Not only is it right to help Thailand because of these connections, but helping Thailand now is also an investment for a safer future. The country used to be a democratic stronghold in the region but they are becoming more and more repressive; they are increasingly being compared to Burma despite their longstanding history of peace, stability, and economic growth. Currently, rules against speaking against the king have spread to the military, and Thai citizens have good reason to watch what they say.
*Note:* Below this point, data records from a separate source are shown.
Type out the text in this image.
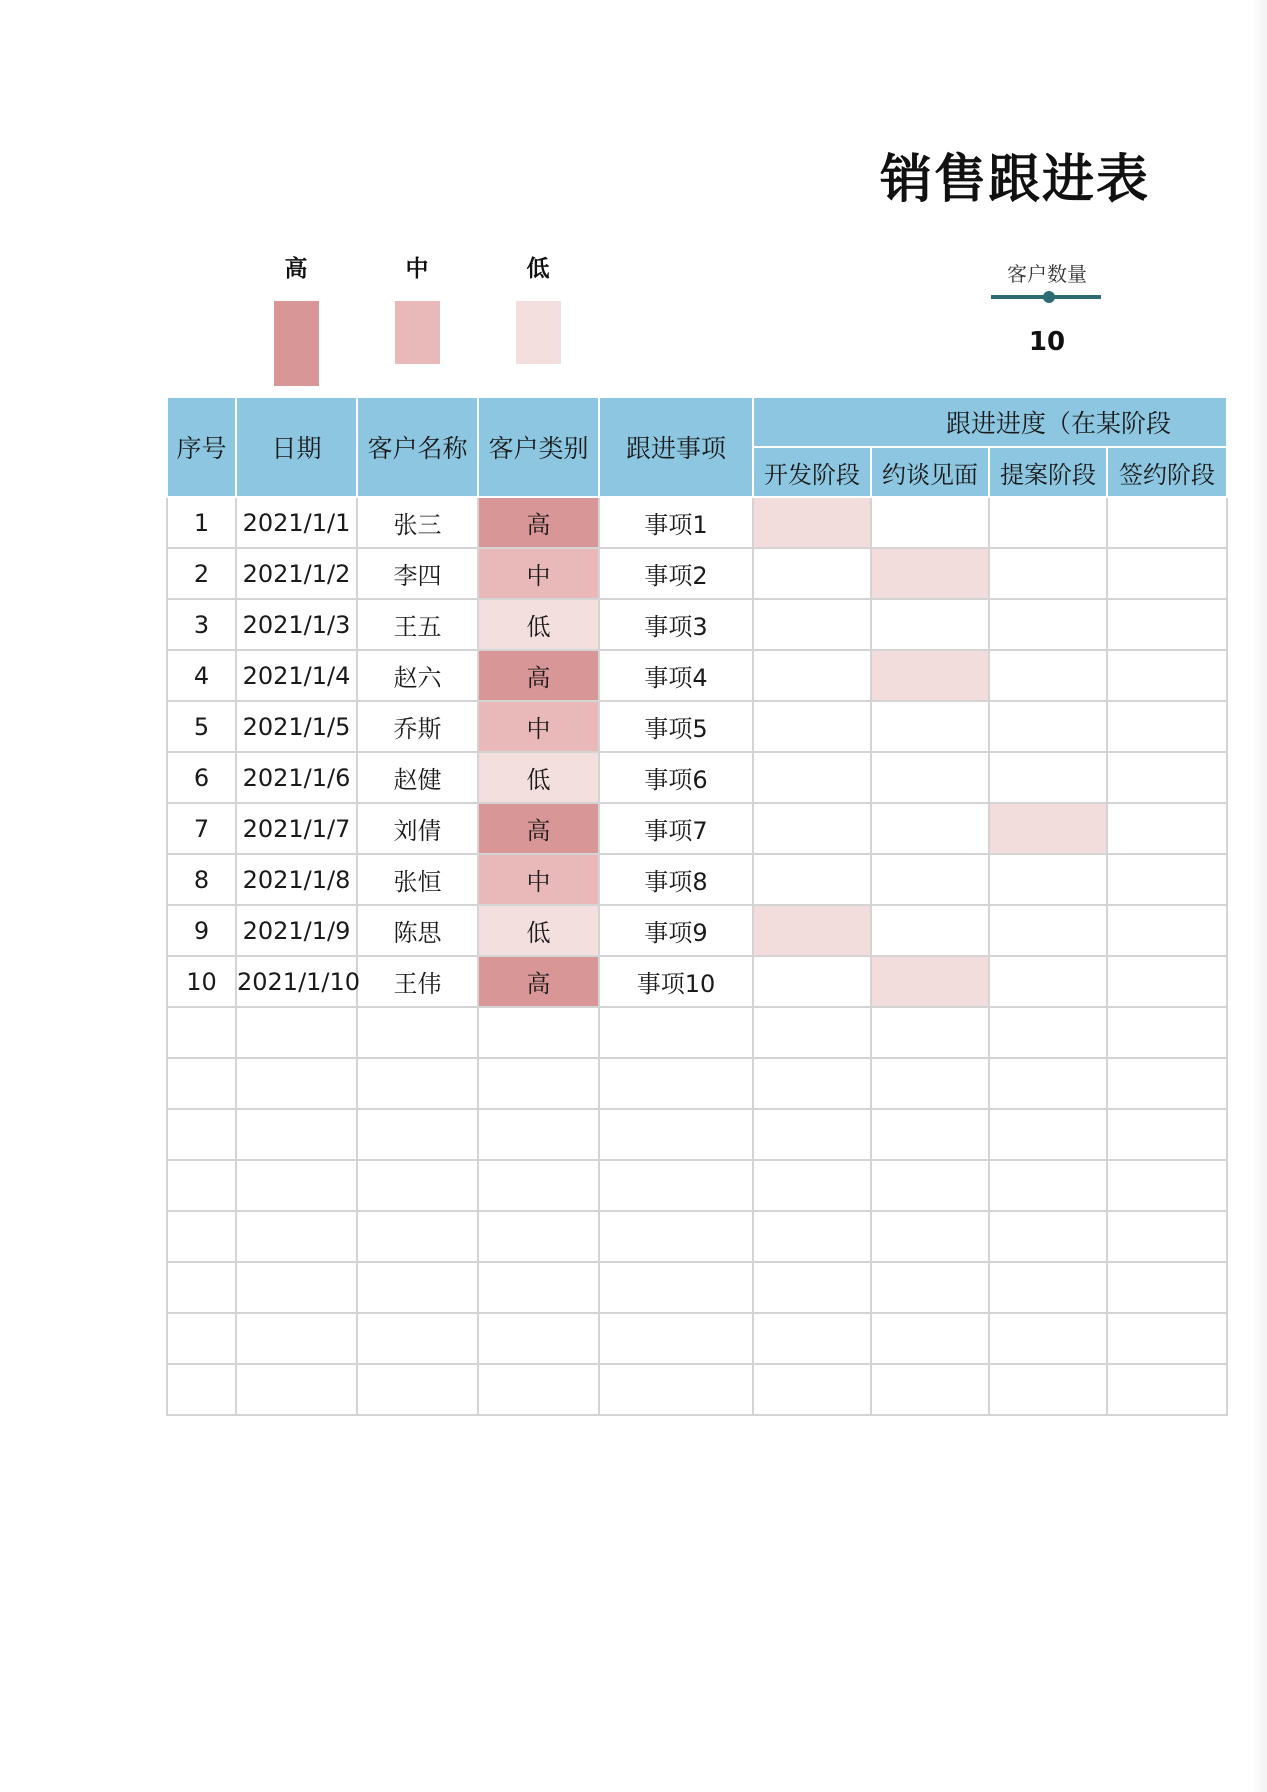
销售跟进表
高	中	低	客户数量
10
序号	日期	客户名称	客户类别	跟进事项	跟进进度（在某阶段			
					开发阶段	约谈见面	提案阶段	签约阶段
1	2021/1/1	张三	高	事项1				
2	2021/1/2	李四	中	事项2				
3	2021/1/3	王五	低	事项3				
4	2021/1/4	赵六	高	事项4				
5	2021/1/5	乔斯	中	事项5				
6	2021/1/6	赵健	低	事项6				
7	2021/1/7	刘倩	高	事项7				
8	2021/1/8	张恒	中	事项8				
9	2021/1/9	陈思	低	事项9				
10	2021/1/10	王伟	高	事项10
The recognition of our historical and continued alliance can help them continue to stay democratic.

Some may wonder, how can the United States lift the sanctions without making it seem like they’re condoning the current military rule? A clear endorsement of the United States’ belief that Thailand is headed towards democracy trumps the idea that lifting sanctions condemnations of military rule. The United States did not impose sanctions during the 2006 military coup that ousted former Prime Minister Thaksin Shinawatra, so another period of overlooking temporary military rule for democratic reform is in order.

Even though the United States does not need Thailand as much as before, Thailand still needs us. Being a good ally means helping when we don’t always need help back.

- Jilliana Enteen is assistant professor of Gender and Sexuality Studies and Asian American Studies at Northwestern University. She is a member of the Op-Ed Project’s Public Voices Fellowship at NU.